How do I now test to see which, if any, of these signatures are showing up in my sample?
I have my input, (e.g. the Affy CEL file from my experiment), how do I get the output that indicates that my sample shows an active wound response, suggests poor outcomes in breast cancer patients, looks like lung-specific metastasis, etc. etc.
This should be relatively easy, no? I’ve got data about human gene expression, these people have made useful predictive models that take human gene expression as input. Where is the website?
Some people have directed me to useful resources like GeneSigDB that provide curated repositories of “gene signatures”. However, these “signatures” are just sets of genes, they are not predictive models. If all that we needed were gene sets, no one would ever need to train a random forest classifier or a support vector machine on the data associated with those gene sets. Sets of phenotypically related genes are great, but I need the full predictive model.

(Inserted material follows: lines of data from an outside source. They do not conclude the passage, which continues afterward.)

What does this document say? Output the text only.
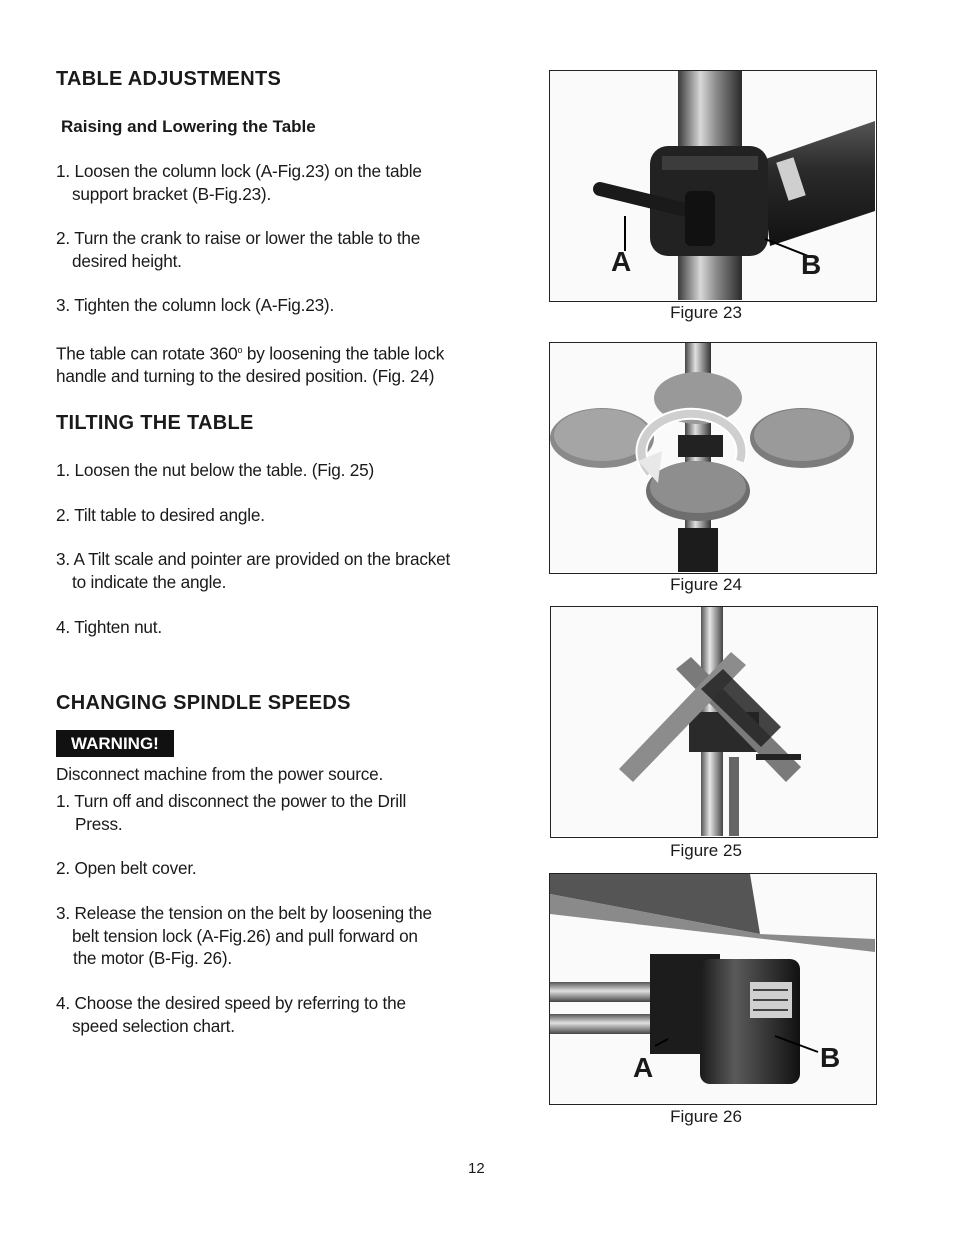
TABLE ADJUSTMENTS
Raising and Lowering the Table
1. Loosen the column lock (A-Fig.23) on the table
support bracket (B-Fig.23).
2. Turn the crank to raise or lower the table to the
desired height.
3. Tighten the column lock (A-Fig.23).
The table can rotate 360$^o$ by loosening the table lock
handle and turning to the desired position. (Fig. 24)
TILTING THE TABLE
1. Loosen the nut below the table. (Fig. 25)
2. Tilt table to desired angle.
3. A Tilt scale and pointer are provided on the bracket
to indicate the angle.
4. Tighten nut.
CHANGING SPINDLE SPEEDS
WARNING!
Disconnect machine from the power source.
1. Turn off and disconnect the power to the Drill
Press.
2. Open belt cover.
3. Release the tension on the belt by loosening the
belt tension lock (A-Fig.26) and pull forward on
the motor (B-Fig. 26).
4. Choose the desired speed by referring to the
speed selection chart.
A	B
Figure 23
Figure 24
Figure 25
A	B
Figure 26
12
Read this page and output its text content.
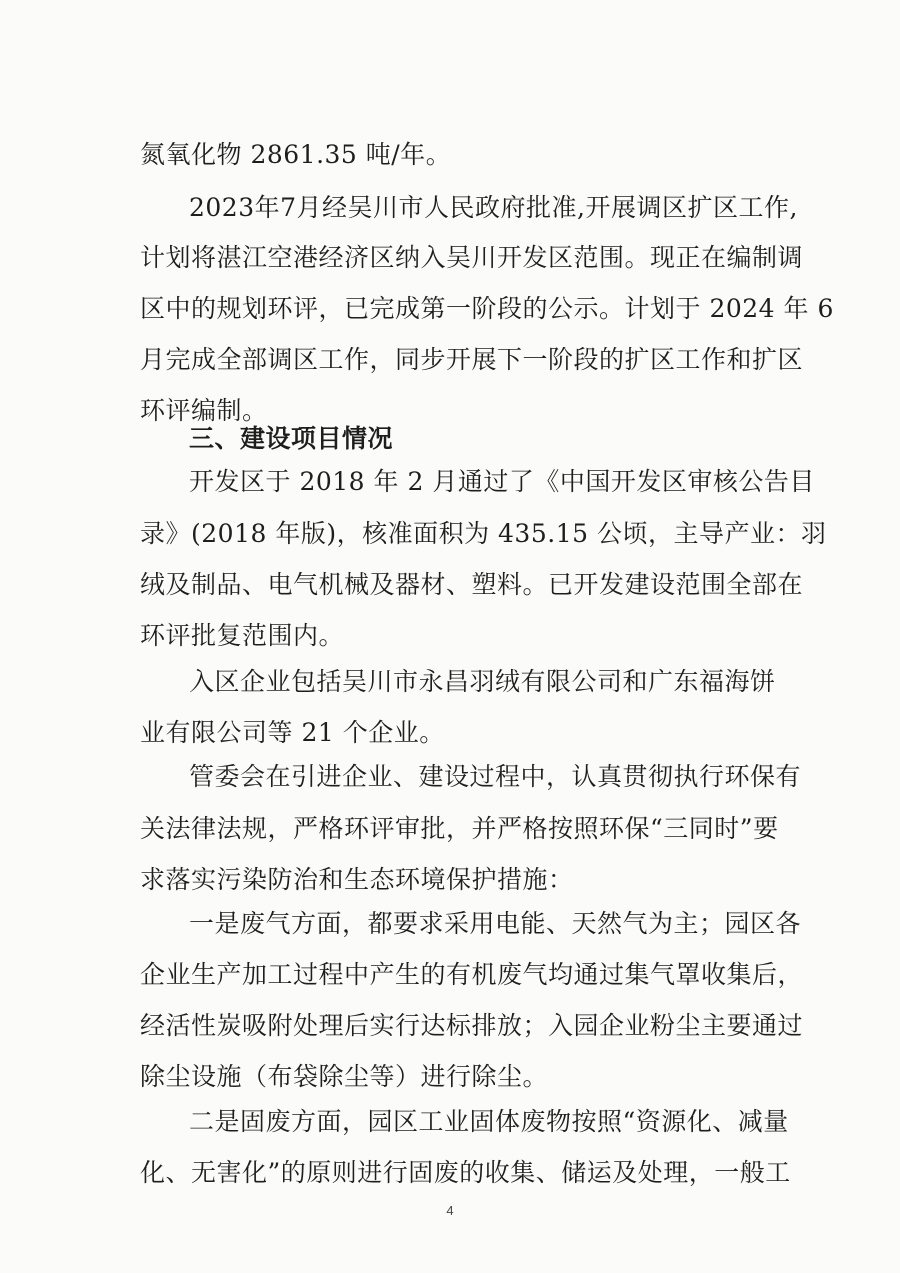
氮氧化物 2861.35 吨/年。
2023年7月经吴川市人民政府批准,开展调区扩区工作,
计划将湛江空港经济区纳入吴川开发区范围。现正在编制调
区中的规划环评，已完成第一阶段的公示。计划于 2024 年 6
月完成全部调区工作，同步开展下一阶段的扩区工作和扩区
环评编制。
三、建设项目情况
开发区于 2018 年 2 月通过了《中国开发区审核公告目
录》(2018 年版)，核准面积为 435.15 公顷，主导产业：羽
绒及制品、电气机械及器材、塑料。已开发建设范围全部在
环评批复范围内。
入区企业包括吴川市永昌羽绒有限公司和广东福海饼
业有限公司等 21 个企业。
管委会在引进企业、建设过程中，认真贯彻执行环保有
关法律法规，严格环评审批，并严格按照环保“三同时”要
求落实污染防治和生态环境保护措施：
一是废气方面，都要求采用电能、天然气为主；园区各
企业生产加工过程中产生的有机废气均通过集气罩收集后，
经活性炭吸附处理后实行达标排放；入园企业粉尘主要通过
除尘设施（布袋除尘等）进行除尘。
二是固废方面，园区工业固体废物按照“资源化、减量
化、无害化”的原则进行固废的收集、储运及处理，一般工
4
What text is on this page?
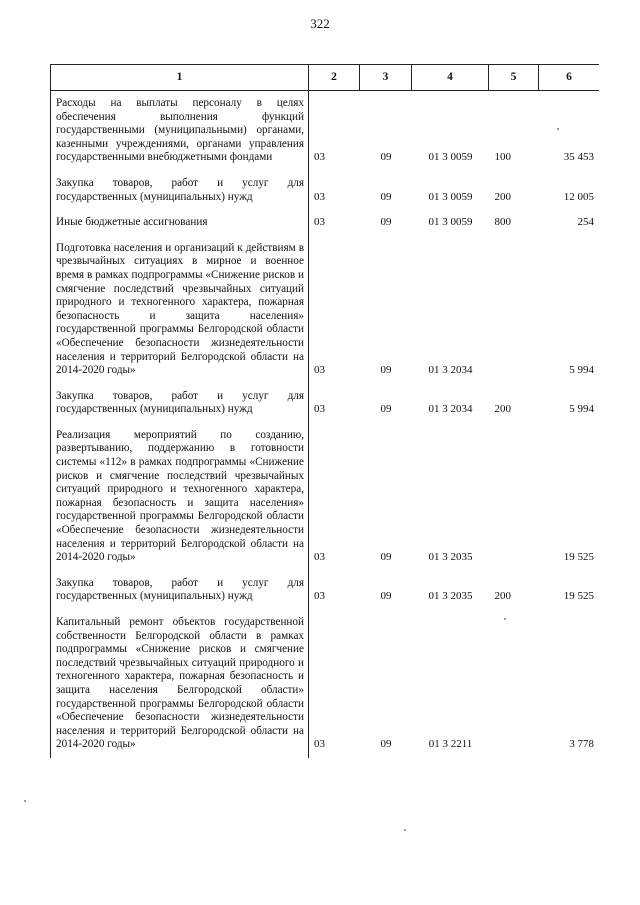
322
1	2	3	4	5	6
Расходы на выплаты персоналу в целях обеспечения выполнения функций государственными (муниципальными) органами, казенными учреждениями, органами управления государственными внебюджетными фондами	03	09	01 3 0059	100	35 453
Закупка товаров, работ и услуг для государственных (муниципальных) нужд	03	09	01 3 0059	200	12 005
Иные бюджетные ассигнования	03	09	01 3 0059	800	254
Подготовка населения и организаций к действиям в чрезвычайных ситуациях в мирное и военное время в рамках подпрограммы «Снижение рисков и смягчение последствий чрезвычайных ситуаций природного и техногенного характера, пожарная безопасность и защита населения» государственной программы Белгородской области «Обеспечение безопасности жизнедеятельности населения и территорий Белгородской области на 2014-2020 годы»	03	09	01 3 2034		5 994
Закупка товаров, работ и услуг для государственных (муниципальных) нужд	03	09	01 3 2034	200	5 994
Реализация мероприятий по созданию, развертыванию, поддержанию в готовности системы «112» в рамках подпрограммы «Снижение рисков и смягчение последствий чрезвычайных ситуаций природного и техногенного характера, пожарная безопасность и защита населения» государственной программы Белгородской области «Обеспечение безопасности жизнедеятельности населения и территорий Белгородской области на 2014-2020 годы»	03	09	01 3 2035		19 525
Закупка товаров, работ и услуг для государственных (муниципальных) нужд	03	09	01 3 2035	200	19 525
Капитальный ремонт объектов государственной собственности Белгородской области в рамках подпрограммы «Снижение рисков и смягчение последствий чрезвычайных ситуаций природного и техногенного характера, пожарная безопасность и защита населения Белгородской области» государственной программы Белгородской области «Обеспечение безопасности жизнедеятельности населения и территорий Белгородской области на 2014-2020 годы»	03	09	01 3 2211		3 778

The only system that I know of that seems to have the capacity to answer my question (had the model builders used it) is the Synapse platform. For example, if you are good at R, you should be able to use Synapse to execute any of the models submitted to the recent breast cancer prognosis challenge. This is a great step forward for the community (though it recapitulates pretty much everything from the more generic world of scientific workflow systems like Taverna).
But still.. a) comparatively very few published predictive models are in Synapse and b) should I really have to know R to answer that question?